According to the controversial new method known as microdosing, microgram-sized quantities of a drug are delivered to human subjects long before safety and efficacy trials have begun. This is possible because in the US, for example, Food and Drug Administration (FDA) regulations typically allow drug quantities of less than 100 micrograms to be tested in humans, so long as a standard Investigational Drug Application has been filed. Depending on the drug sponsor's clinical goals, varying degrees of toxicology research must also be conducted. “Yet because the risk from a microdose study is small compared to a traditional phase 1 study, much less preclinical data is required,” says David Jacobson-Kram, director of toxicology at the FDA's Office of New Drugs.

To test such low concentrations of the drug, samples are usually labeled with a radioactive tag and then traced through the urine and blood by a technique called accelerator mass spectrometry. “This helps pharmaceutical companies predict whether the final drug product will be absorbed,” says Colin Garner, the chief executive officer of the Germantown, Maryland–based Xceleron. “Expensive animal studies can be avoided if the drug proves unsuccessful early on,” he adds.

Yet proponents and critics alike say that microdosing methods must be further validated. One central question is whether the body metabolizes small doses differently. “It's amazing technology,” says Jacobson-Kram, “but it's too early to tell whether microdosing will predict what happens when you give a pharmaceutical dose, which is orders of magnitude larger.”

In 2005, in response to this same question, the European Union commissioned a study that compared the micro- and pharmaceutical doses. Xceleron spearheaded the €2 million ($3 million) effort and selected seven well-known drug compounds for analysis, such as the antihistamine fexofenadine, sold as Allegra. Each drug was tested in six different subjects who received an intravenous microdose of radiolabeled drug alongside a traditional, oral pill.

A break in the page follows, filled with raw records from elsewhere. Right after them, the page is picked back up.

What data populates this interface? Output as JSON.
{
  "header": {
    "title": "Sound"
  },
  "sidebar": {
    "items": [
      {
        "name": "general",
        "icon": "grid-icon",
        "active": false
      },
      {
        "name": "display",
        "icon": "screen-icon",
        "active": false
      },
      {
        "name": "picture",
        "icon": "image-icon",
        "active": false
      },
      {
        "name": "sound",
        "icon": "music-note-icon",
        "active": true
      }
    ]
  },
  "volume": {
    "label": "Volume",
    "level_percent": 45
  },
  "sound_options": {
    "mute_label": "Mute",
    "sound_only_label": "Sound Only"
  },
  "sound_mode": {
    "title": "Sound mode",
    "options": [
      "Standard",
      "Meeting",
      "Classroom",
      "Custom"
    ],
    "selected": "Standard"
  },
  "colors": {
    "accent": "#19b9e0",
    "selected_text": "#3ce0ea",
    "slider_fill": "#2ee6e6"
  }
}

Garner told Nature Medicine that the microdose data predicted the degree of the body's absorption for five of the seven tested compounds. “While the findings are preliminary, the data is consistent with what we have seen in the past,” says Garner. Previously, the company found that microdosing predicted drug absorption for four out of five other compounds (Clin. Pharmacol. Ther. 80, 203–215; 2006).

“Traditional animal models are only 50% effective at predicting whether a drug will be bioavailable in human systems,” Garner adds.

Yet Steven Tannenbaum, a chemist at the Massachusetts Institute of Technology in Cambridge, Massachusetts, points out that the company has not yet released the specific criteria used for defining similarity between the most recent seven micro- and pharmaceutical doses.

Moreover, even if a drug is bioavailable, it can still be toxic or ineffective, says Tannenbaum. And bioavailability is not a sure predictor of success, as some drugs with low bioavailability prove effective. “According to their success rates, there is a 20% chance Xceleron's bioavailability data is wrong anyway,” points out Tannenbaum. “While better methods are being developed, microdose studies are still very limited,” he says, though he adds that accelerator mass spectrometry technology might help researchers monitor the byproducts of a drug (Anal. Chem. 80, 5079–5085; 2008).